Хотя мысль о несуществовании души до рождения и не поддаётся безупречному обоснованию (как, впрочем, и мысль о её предсуществовании), она со всей ясностью ставит нас перед бездной возможного собственного небытия. Когда-то нас не было, мы не существовали, то есть когда-то «мы были небытием». Иными словами, «опыт собственного небытия» у нас неким образом есть, хотя он и совершенно недоступен рассудочному и даже интуитивному пониманию. Немногое, что можно, пожалуй, сказать: этот опыт тайно присутствует в чувстве «мгновенности» преодоления бесконечных или же очень долгих времён до рождения. Ещё этот опыт как-то, наверное, связан с мгновенным «перешагиванием» через часы, дни и годы при сне без сновидений, при полной потере сознания, в состоянии комы…

Благодаря опыту предваряющего нашу жизнь небытия до нас что-то всё же доносится из безвременья, тьмы до рождения, однако это не так с аналогичным небытием после смерти – с воображаемым будущим небытием, откуда до нас не доносится вообще ничего. Мысль о грядущем перевоплощении, воскресении ещё делает предстоящее врéменное небытие между смертью и возрождением, пусть очень смутно, но всё-таки, представимым (по аналогии с небытием до рождения), но вот окончательное небытие атеистов, назначенное всем существам, ускользает от всякого понимания. Разве что незримая тень этого вечного небытия в виде немотивированного ужаса скрывается за каждым предметом, за всем этим миром, за всем, что каким-нибудь образом есть… И даже лёгкого прикосновения этого ужаса вполне достаточно, чтобы узреть непостижимую тайну и этого мира, и времени, и всякого бытия… При всём неприятии атеизма, нельзя не признать, что он всё же подводит нас к этой серьёзнейшей бездне.

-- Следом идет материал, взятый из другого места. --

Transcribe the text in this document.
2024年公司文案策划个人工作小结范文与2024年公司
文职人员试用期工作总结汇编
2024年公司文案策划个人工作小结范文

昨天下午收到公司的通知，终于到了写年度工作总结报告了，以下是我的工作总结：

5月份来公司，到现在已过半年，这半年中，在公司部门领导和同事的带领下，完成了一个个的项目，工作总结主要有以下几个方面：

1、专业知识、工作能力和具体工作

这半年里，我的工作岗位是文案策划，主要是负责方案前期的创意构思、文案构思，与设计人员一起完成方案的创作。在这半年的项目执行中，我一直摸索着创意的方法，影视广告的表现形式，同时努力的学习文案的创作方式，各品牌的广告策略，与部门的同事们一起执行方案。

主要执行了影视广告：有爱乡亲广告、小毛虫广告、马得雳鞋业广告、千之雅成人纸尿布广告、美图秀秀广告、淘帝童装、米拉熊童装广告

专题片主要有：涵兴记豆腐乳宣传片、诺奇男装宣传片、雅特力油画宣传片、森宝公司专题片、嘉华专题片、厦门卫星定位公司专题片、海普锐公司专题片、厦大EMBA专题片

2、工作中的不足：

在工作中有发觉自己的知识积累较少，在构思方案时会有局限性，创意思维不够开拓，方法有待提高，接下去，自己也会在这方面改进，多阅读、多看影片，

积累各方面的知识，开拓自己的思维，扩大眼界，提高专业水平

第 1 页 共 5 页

Можно, однако, на это всё посмотреть и иначе. Оставим в стороне атеистическую идею ниоткуда не взявшегося и существующего вовеки веков преходящего мира как необоснованную даже и приблизительно и будем считать, что мир либо создан божественным изволением, либо исходит от Господа, вечности каким-то иным образом – как отражение или сияние например. Поскольку не время превыше вечности (то есть говорить, что абсолютно всё происходит во времени, что сначала была одна вечность, затем появился и мир, потом утвердится иная вечность, – это абсурд), а, наоборот, вечность превыше времени и заключает в себе, объемлет все времена, то создание, зарождение или явление мира, души, вообще всякого сущего – событие не темпоральное, но «с точки зрения вечности» имеет место всегда.

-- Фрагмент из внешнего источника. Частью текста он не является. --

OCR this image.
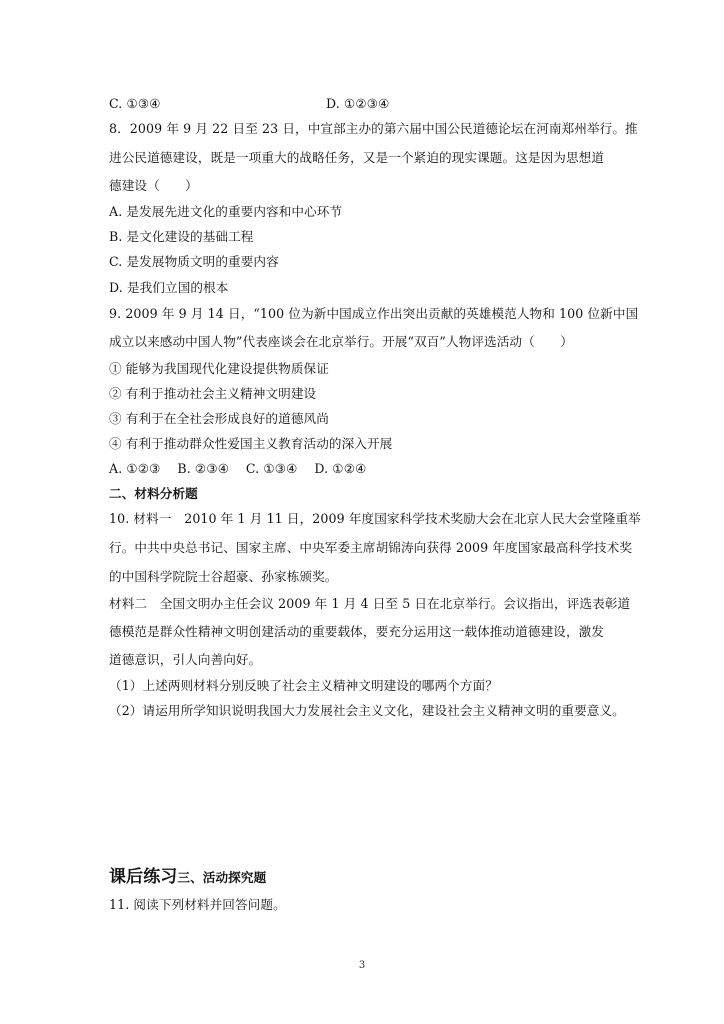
C. ①③④	D. ①②③④
8．2009 年 9 月 22 日至 23 日，中宣部主办的第六届中国公民道德论坛在河南郑州举行。推
进公民道德建设，既是一项重大的战略任务，又是一个紧迫的现实课题。这是因为思想道
德建设（　　）
A. 是发展先进文化的重要内容和中心环节
B. 是文化建设的基础工程
C. 是发展物质文明的重要内容
D. 是我们立国的根本
9. 2009 年 9 月 14 日，“100 位为新中国成立作出突出贡献的英雄模范人物和 100 位新中国
成立以来感动中国人物”代表座谈会在北京举行。开展“双百”人物评选活动（　　）
① 能够为我国现代化建设提供物质保证
② 有利于推动社会主义精神文明建设
③ 有利于在全社会形成良好的道德风尚
④ 有利于推动群众性爱国主义教育活动的深入开展
A. ①②③　 B. ②③④　 C. ①③④　 D. ①②④
二、材料分析题
10. 材料一　2010 年 1 月 11 日，2009 年度国家科学技术奖励大会在北京人民大会堂隆重举
行。中共中央总书记、国家主席、中央军委主席胡锦涛向获得 2009 年度国家最高科学技术奖
的中国科学院院士谷超豪、孙家栋颁奖。
材料二　全国文明办主任会议 2009 年 1 月 4 日至 5 日在北京举行。会议指出，评选表彰道
德模范是群众性精神文明创建活动的重要载体，要充分运用这一载体推动道德建设，激发
道德意识，引人向善向好。
（1）上述两则材料分别反映了社会主义精神文明建设的哪两个方面？
（2）请运用所学知识说明我国大力发展社会主义文化，建设社会主义精神文明的重要意义。
课后练习三、活动探究题
11. 阅读下列材料并回答问题。
3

Во всеобъемлющей вечности ничего не изменяется и не происходит, не возникает ничего нового и не исчезает ничего из существующего. В том числе не может возникнуть вдруг мир, какое-то существо. То есть фраза «нас не было, мы не существовали, были небытием, а потом родились, появились на свет» в перспективе всеобъемлющей вечности не имеет никакого смысла. Смысл появляется только при погружении вглубь бытия, в темпоральную фигуру, в определённую хронологию, запечатлённую в вечности как целое, но текущую и длящуюся с точки зрения её самой. Хороший образ для понимания этого, как мы прежде уже говорили, – наши воспоминания: при взгляде на них извне всё неизменно и существует как целое, но при самозабвенном погружении в череду эпизодов возвращается и течение времени: мы идём по песку, море шумит и смывает следы… Движущееся и недвижное предстают не как оппозиция, а как единство.

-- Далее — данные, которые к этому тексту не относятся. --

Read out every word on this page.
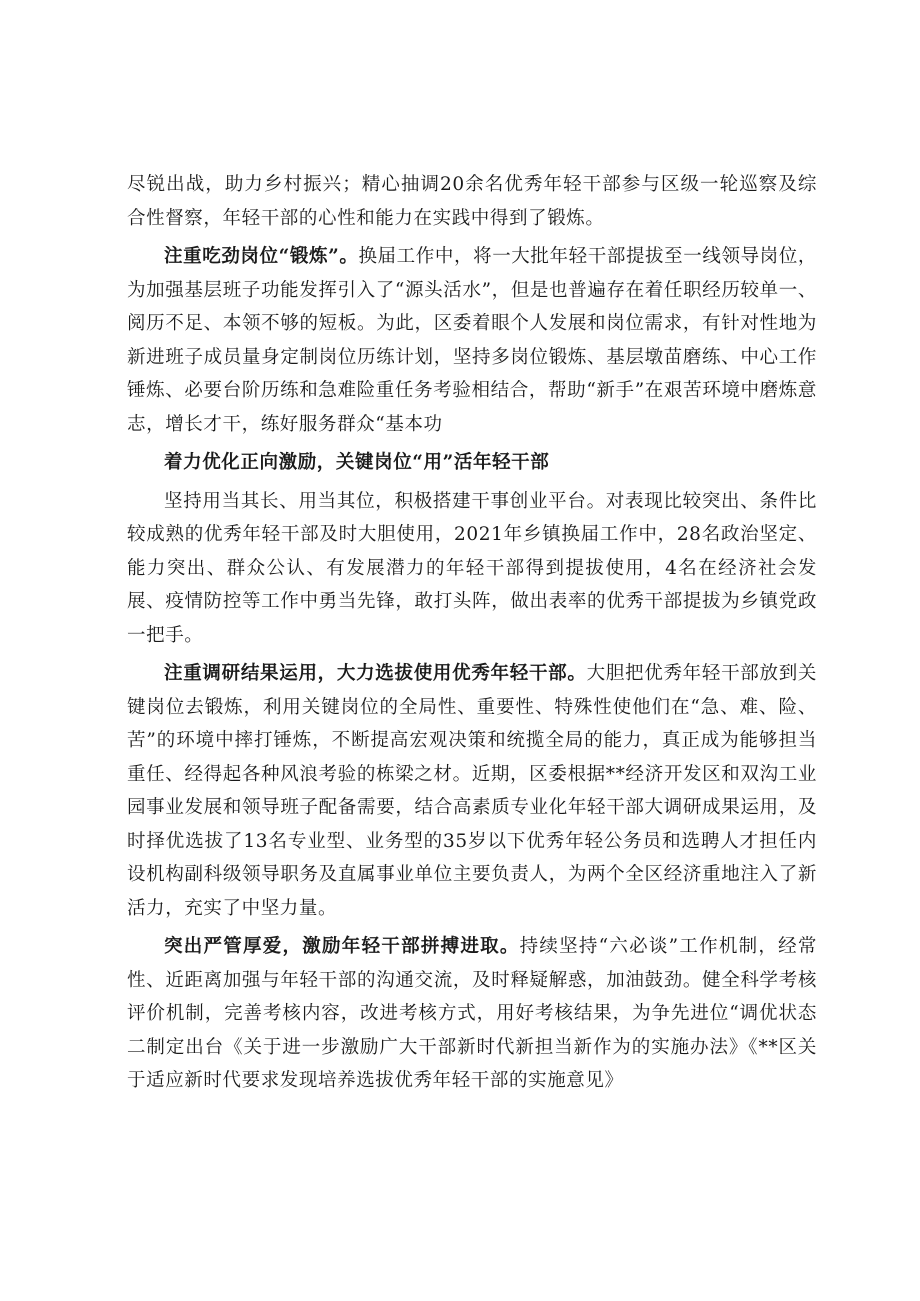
尽锐出战，助力乡村振兴；精心抽调20余名优秀年轻干部参与区级一轮巡察及综合性督察，年轻干部的心性和能力在实践中得到了锻炼。

注重吃劲岗位“锻炼”。换届工作中，将一大批年轻干部提拔至一线领导岗位，为加强基层班子功能发挥引入了“源头活水”，但是也普遍存在着任职经历较单一、阅历不足、本领不够的短板。为此，区委着眼个人发展和岗位需求，有针对性地为新进班子成员量身定制岗位历练计划，坚持多岗位锻炼、基层墩苗磨练、中心工作锤炼、必要台阶历练和急难险重任务考验相结合，帮助“新手”在艰苦环境中磨炼意志，增长才干，练好服务群众“基本功

着力优化正向激励，关键岗位“用”活年轻干部

坚持用当其长、用当其位，积极搭建干事创业平台。对表现比较突出、条件比较成熟的优秀年轻干部及时大胆使用，2021年乡镇换届工作中，28名政治坚定、能力突出、群众公认、有发展潜力的年轻干部得到提拔使用，4名在经济社会发展、疫情防控等工作中勇当先锋，敢打头阵，做出表率的优秀干部提拔为乡镇党政一把手。

注重调研结果运用，大力选拔使用优秀年轻干部。大胆把优秀年轻干部放到关键岗位去锻炼，利用关键岗位的全局性、重要性、特殊性使他们在“急、难、险、苦”的环境中摔打锤炼，不断提高宏观决策和统揽全局的能力，真正成为能够担当重任、经得起各种风浪考验的栋梁之材。近期，区委根据**经济开发区和双沟工业园事业发展和领导班子配备需要，结合高素质专业化年轻干部大调研成果运用，及时择优选拔了13名专业型、业务型的35岁以下优秀年轻公务员和选聘人才担任内设机构副科级领导职务及直属事业单位主要负责人，为两个全区经济重地注入了新活力，充实了中坚力量。

突出严管厚爱，激励年轻干部拼搏进取。持续坚持“六必谈”工作机制，经常性、近距离加强与年轻干部的沟通交流，及时释疑解惑，加油鼓劲。健全科学考核评价机制，完善考核内容，改进考核方式，用好考核结果，为争先进位“调优状态二制定出台《关于进一步激励广大干部新时代新担当新作为的实施办法》《**区关于适应新时代要求发现培养选拔优秀年轻干部的实施意见》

При этом неважно, какой именно концепции времени мы придерживаемся – считаем его линейным, направляющимся из бесконечности в бесконечность, линейным, но начавшим течь в «некий момент» при создании мира, или же полагаем его замкнутым в круг. Во всех случаях можно говорить как о создании или рождении мира, так и о вечносущем мире, являющемся «вечным отражением вечности».